La noche se extendía como un manto de terciopelo negro, salpicado de estrellas que titilaban con una serenidad indiferente al caos en el que se encontraba Amelia. Desde la ventana enrejada de la habitación donde la habían encerrado, la joven observaba el cielo nocturno, buscando consuelo en las constelaciones que siempre la habían acompañado.
El frío se filtraba por las paredes de concreto, haciéndola estremecer. La fina blusa que llevaba no ayudaba a combatir la temperatura gélida. Se abrazó a sí misma, tratando de mantener el calor, mientras sus pensamientos volaban hacia un único nombre.
—Gabriel... —susurró, como si el viento pudiera llevar su ruego hasta él.
Apoyó la frente contra el vidrio sucio, sus labios temblando no solo por el frío, sino por el miedo. Cerró los ojos e imaginó que él también miraba las estrellas en ese mismo instante. Era una idea absurda, pero necesitaba creer que había alguna conexión entre ellos, incluso en ese momento tan oscuro.
—Si estás ahí afuera, viendo esto mismo... encuéntrame —pidió en voz baja, con el corazón latiendo desbocado.
Las lágrimas se agolparon en sus ojos, pero se negó a dejarlas caer. No iba a permitir que el miedo la quebrara. Las estrellas siempre le habían dado fuerza, y esta vez no sería diferente.
Con los puños apretados, se obligó a recordar las constelaciones que tanto amaba.
—Orión, el cazador —murmuró, trazando las líneas imaginarias en el cielo—. Casiopea, la reina arrogante... Y la Osa Mayor, siempre ahí, guiando.
Su voz se quebró al llegar a la última constelación. Gabriel siempre le había parecido como esa estrella polar: distante, frío, pero innegablemente presente. Quizá él no lo sabía, pero había sido su punto fijo desde que lo conoció.
Un ruido metálico la sobresaltó. Se apartó de la ventana de inmediato, su respiración acelerándose. Pasos pesados resonaron más allá de la puerta. Se pegó contra la pared, sus músculos tensos.
La puerta se abrió con un chirrido, y un hombre alto y corpulento la observó con una sonrisa burlona.
—¿Te gustan las estrellas, preciosa? —preguntó con sorna.
Amelia no respondió. Su mirada se mantuvo fija y desafiante.
—Espero que no te hagas muchas ilusiones. Nadie va a venir por ti —dijo antes de cerrar la puerta de un golpe.
El eco del portazo resonó en la habitación, dejando a Amelia sola nuevamente. Tragó saliva, tratando de calmar el temblor de su cuerpo. Volvió a mirar el cielo, buscando la fuerza que las estrellas siempre le habían dado.
—Aguanta, Amelia. Gabriel... si de verdad ves las estrellas esta noche, ven por mí.
Sus dedos trazaron formas invisibles en el aire, como si con eso pudiera enviar un mensaje al universo.

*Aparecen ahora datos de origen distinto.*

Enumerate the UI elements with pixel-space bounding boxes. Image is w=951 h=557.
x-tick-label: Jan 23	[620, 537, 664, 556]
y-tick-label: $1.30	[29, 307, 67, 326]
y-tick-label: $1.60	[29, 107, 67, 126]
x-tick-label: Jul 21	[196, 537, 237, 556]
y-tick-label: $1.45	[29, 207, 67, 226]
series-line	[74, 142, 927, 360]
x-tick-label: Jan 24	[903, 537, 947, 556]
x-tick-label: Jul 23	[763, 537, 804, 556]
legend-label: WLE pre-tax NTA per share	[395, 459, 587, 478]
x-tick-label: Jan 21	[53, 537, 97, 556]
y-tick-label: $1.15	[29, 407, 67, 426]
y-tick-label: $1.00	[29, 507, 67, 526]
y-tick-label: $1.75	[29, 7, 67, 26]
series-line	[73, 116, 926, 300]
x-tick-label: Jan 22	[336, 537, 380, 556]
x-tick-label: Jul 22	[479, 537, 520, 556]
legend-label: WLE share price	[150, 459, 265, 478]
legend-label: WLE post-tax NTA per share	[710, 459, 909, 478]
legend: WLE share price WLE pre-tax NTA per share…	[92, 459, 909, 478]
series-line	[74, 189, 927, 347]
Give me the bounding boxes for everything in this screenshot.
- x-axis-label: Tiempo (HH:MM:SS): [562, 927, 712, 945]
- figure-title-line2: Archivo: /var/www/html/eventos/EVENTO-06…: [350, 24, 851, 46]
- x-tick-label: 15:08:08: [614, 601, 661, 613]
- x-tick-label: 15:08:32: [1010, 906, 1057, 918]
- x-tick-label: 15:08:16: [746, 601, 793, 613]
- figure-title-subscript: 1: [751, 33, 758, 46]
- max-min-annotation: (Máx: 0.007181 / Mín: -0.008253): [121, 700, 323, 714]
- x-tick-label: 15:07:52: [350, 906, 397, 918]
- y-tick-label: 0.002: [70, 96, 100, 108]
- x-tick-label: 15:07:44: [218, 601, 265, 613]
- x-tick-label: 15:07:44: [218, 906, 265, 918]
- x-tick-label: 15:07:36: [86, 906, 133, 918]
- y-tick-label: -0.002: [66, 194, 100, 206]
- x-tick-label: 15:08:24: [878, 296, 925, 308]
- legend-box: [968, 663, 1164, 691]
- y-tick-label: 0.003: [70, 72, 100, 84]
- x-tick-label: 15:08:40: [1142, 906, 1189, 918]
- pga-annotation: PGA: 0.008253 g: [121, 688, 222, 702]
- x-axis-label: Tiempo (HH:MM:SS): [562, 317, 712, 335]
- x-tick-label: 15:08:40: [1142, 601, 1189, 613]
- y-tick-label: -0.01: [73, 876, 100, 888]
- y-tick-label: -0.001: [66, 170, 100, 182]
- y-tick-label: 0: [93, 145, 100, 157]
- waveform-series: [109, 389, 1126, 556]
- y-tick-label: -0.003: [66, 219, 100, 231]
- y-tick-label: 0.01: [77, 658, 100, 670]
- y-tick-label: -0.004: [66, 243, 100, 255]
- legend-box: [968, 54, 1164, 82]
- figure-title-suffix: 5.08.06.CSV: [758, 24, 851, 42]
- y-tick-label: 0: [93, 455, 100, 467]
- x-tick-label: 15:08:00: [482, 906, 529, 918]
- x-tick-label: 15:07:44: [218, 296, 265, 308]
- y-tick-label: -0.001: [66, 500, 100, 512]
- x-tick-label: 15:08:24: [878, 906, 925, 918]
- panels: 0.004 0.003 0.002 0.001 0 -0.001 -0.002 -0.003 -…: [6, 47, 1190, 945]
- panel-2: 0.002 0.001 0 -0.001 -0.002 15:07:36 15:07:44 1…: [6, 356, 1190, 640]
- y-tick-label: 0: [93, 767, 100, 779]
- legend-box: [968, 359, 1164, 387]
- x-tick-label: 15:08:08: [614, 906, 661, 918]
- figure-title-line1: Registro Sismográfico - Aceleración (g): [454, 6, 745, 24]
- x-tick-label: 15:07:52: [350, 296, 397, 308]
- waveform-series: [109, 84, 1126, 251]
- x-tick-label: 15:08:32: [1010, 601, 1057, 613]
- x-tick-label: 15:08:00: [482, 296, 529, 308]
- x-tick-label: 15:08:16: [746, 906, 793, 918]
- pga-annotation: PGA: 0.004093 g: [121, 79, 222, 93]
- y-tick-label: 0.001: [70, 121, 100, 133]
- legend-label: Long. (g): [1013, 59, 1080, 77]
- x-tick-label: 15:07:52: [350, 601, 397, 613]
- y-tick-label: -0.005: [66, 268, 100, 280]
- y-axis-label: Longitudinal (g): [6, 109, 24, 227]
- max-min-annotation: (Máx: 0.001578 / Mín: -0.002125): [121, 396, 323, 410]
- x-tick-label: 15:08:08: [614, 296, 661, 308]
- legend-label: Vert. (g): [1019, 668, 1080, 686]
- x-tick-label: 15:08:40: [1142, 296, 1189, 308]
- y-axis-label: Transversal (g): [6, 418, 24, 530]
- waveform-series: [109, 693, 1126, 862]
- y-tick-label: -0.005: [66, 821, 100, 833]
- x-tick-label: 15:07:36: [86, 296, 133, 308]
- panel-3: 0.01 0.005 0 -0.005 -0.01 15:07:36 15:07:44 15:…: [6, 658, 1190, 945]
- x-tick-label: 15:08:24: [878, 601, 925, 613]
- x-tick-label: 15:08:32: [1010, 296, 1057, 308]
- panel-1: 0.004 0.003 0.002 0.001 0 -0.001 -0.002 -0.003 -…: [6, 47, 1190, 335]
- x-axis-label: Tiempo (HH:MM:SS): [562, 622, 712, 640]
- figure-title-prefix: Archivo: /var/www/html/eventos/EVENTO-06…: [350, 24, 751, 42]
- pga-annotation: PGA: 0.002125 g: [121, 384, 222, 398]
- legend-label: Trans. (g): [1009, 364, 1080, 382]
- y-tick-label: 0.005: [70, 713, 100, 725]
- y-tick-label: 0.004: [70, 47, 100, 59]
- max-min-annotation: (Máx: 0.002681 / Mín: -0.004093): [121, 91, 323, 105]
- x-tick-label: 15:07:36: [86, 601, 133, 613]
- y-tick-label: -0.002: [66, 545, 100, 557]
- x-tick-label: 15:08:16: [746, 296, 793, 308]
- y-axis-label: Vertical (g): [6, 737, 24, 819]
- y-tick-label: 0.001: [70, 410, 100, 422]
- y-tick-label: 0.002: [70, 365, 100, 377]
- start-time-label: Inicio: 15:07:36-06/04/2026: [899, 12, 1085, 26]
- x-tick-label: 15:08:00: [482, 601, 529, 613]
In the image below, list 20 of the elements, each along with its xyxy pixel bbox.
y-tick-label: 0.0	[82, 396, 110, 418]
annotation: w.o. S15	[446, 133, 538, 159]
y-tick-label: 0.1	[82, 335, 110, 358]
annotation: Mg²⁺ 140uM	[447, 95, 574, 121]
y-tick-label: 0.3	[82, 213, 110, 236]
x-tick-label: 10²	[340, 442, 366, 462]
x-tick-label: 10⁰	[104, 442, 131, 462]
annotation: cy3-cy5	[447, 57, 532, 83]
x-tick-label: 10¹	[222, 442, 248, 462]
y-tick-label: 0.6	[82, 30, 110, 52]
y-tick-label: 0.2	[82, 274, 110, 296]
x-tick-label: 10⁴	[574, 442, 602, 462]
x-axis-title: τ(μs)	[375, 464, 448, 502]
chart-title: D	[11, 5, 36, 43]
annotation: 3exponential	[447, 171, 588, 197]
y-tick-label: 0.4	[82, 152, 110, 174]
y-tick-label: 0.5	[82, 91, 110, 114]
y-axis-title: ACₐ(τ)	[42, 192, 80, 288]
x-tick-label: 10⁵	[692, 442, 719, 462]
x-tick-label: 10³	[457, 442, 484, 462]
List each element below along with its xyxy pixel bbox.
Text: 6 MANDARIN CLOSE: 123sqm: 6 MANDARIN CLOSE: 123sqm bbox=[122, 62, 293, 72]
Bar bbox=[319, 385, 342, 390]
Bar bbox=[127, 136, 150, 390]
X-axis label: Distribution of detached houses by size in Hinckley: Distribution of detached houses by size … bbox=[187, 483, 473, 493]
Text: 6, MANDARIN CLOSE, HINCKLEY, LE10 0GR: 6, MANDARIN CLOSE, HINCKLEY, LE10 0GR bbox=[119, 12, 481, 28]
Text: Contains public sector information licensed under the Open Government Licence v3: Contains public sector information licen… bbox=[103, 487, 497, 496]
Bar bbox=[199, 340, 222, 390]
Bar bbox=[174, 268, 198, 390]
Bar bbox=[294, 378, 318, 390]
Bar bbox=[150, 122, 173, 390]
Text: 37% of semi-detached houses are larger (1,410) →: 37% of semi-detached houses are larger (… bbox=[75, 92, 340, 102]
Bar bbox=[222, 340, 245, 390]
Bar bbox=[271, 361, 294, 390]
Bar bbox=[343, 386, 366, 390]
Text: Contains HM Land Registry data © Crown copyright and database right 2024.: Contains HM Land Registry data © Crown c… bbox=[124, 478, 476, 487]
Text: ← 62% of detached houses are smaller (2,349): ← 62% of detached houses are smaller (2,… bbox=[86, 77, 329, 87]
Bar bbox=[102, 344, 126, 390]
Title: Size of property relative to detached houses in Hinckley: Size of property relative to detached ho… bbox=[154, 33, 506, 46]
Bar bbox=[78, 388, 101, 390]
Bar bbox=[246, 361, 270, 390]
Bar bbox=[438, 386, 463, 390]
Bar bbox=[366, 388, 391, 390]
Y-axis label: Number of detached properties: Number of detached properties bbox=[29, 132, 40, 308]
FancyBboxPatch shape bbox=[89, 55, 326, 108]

Porque aunque el miedo la rodeara, ella no dejaría de creer en la posibilidad de ser encontrada.
Gabriel miraba el cielo con el ceño fruncido y los puños cerrados. Le parecía la cosa más absurda y patética hablarle a las estrellas. ¡A las malditas estrellas! Pero Amelia creía en ellas. Así que, contra todo sentido común, allí estaba él, con su amargura intacta, odiando al mundo entero, alzando la mirada y hablando con esos puntos brillantes que lo observaban desde la distancia.
—Esto es una estupidez —murmuró, su voz ronca cargada de frustración—. Pero si ella cree en ustedes, supongo que no tengo nada que perder.
El viento nocturno soplaba frío, revolviendo su cabello desordenado. Gabriel respiró hondo, luchando contra el nudo en su garganta. Nunca había sido un hombre que hablara con el cielo. Era frío, práctico, seco. Y sin embargo...
—Ayúdennos —pidió a regañadientes—. Ayúdenme a encontrarla.
Se quedó en silencio, sintiéndose vulnerable y ridículo, pero también sorprendido de que la desesperación lo llevara a esto.
"Las estrellas son testigos de los ruegos que nunca se gritan, pero siempre esperan ser escuchados."